His quote is from page 521 of his book:
“But many signs point to the fact that the youth of the Third World will no longer tolerate living in circumstances that give them no hope for the future. From the young boys I met in the demobilization camps in Sierra Leone to the suicide bombers of Palestine and Chechnya, to the young terrorists who fly planes into the World Trade Center and the Pentagon, we can no longer afford to ignore them. We have to take concrete steps to remove the causes of their rage, or we have to be prepared to suffer the consequences. The global village is deteriorating at a rapid pace, and in the children of the world the result is rage. It is the rage I saw in the eyes of the teenage Interahamwe militiamen in Rwanda, it is the rage sensed in the hearts of the children in Sierra Leone, it is the rage I felt in crowds of ordinary civilians in Rwanda, and it is the rage that resulted in September 11. Human beings who have no rights, no security, no future, no hope and no means to survive are a desperate group who will do desperate things to take what they believe they need and deserve.”

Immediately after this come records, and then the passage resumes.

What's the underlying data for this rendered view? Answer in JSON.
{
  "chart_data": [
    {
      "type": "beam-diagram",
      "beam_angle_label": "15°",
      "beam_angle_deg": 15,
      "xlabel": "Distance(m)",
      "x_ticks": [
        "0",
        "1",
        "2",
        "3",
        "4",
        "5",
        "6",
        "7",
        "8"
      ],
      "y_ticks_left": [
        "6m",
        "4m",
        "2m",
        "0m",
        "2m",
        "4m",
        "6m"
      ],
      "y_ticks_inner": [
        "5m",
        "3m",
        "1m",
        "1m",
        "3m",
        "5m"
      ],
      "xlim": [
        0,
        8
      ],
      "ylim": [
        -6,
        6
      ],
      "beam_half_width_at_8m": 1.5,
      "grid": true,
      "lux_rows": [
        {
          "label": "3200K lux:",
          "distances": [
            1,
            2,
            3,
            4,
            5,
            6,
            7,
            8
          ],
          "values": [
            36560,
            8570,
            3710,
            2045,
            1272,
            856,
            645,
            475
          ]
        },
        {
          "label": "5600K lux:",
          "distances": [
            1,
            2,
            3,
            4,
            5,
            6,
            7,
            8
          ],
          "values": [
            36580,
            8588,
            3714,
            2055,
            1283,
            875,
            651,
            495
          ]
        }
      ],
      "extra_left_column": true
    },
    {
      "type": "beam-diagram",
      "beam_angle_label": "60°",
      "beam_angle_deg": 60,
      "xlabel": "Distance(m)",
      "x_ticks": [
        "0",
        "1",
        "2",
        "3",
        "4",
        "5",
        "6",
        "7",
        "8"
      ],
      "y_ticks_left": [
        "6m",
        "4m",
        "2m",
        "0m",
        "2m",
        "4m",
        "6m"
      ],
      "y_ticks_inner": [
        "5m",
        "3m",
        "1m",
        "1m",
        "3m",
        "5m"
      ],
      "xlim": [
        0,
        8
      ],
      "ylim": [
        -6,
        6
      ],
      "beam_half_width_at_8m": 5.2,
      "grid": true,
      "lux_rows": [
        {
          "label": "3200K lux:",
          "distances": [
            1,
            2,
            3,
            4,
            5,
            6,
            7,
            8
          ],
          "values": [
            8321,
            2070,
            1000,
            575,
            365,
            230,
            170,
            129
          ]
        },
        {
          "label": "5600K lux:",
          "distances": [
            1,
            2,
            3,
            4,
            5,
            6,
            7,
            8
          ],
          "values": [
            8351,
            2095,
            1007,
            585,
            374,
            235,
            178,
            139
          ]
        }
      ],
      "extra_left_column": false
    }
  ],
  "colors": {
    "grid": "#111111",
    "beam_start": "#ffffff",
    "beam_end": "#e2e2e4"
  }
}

If we don’t do something to help improve conditions there, it will come back here to haunt us; September 11, 2001 was a stark example of what can happen. We shouldn’t be fooled into thinking its just religious fanatics; what drives all this is deeper. That makes all the more poignant the example of Sally Goodrich, UMF’s commencement speaker this year, and her work. She suffered the consequences of that rage when she lost her son on 9-11, and she is actively trying to work to bring hope to Afghanistan with her education program, doing what Dallaire would say are “concrete steps to remove the causes of their rage.”
If people both against and for the war or American foreign policy would focus a bit less on domestic political theater and more on what we can actually do to deal with these difficult issues, we may be surprised at how much can be accomplished. I doubt we can solve these problems; that work will take generations. But we may be able to avoid feeding the rage if we are active in trying to help create hope.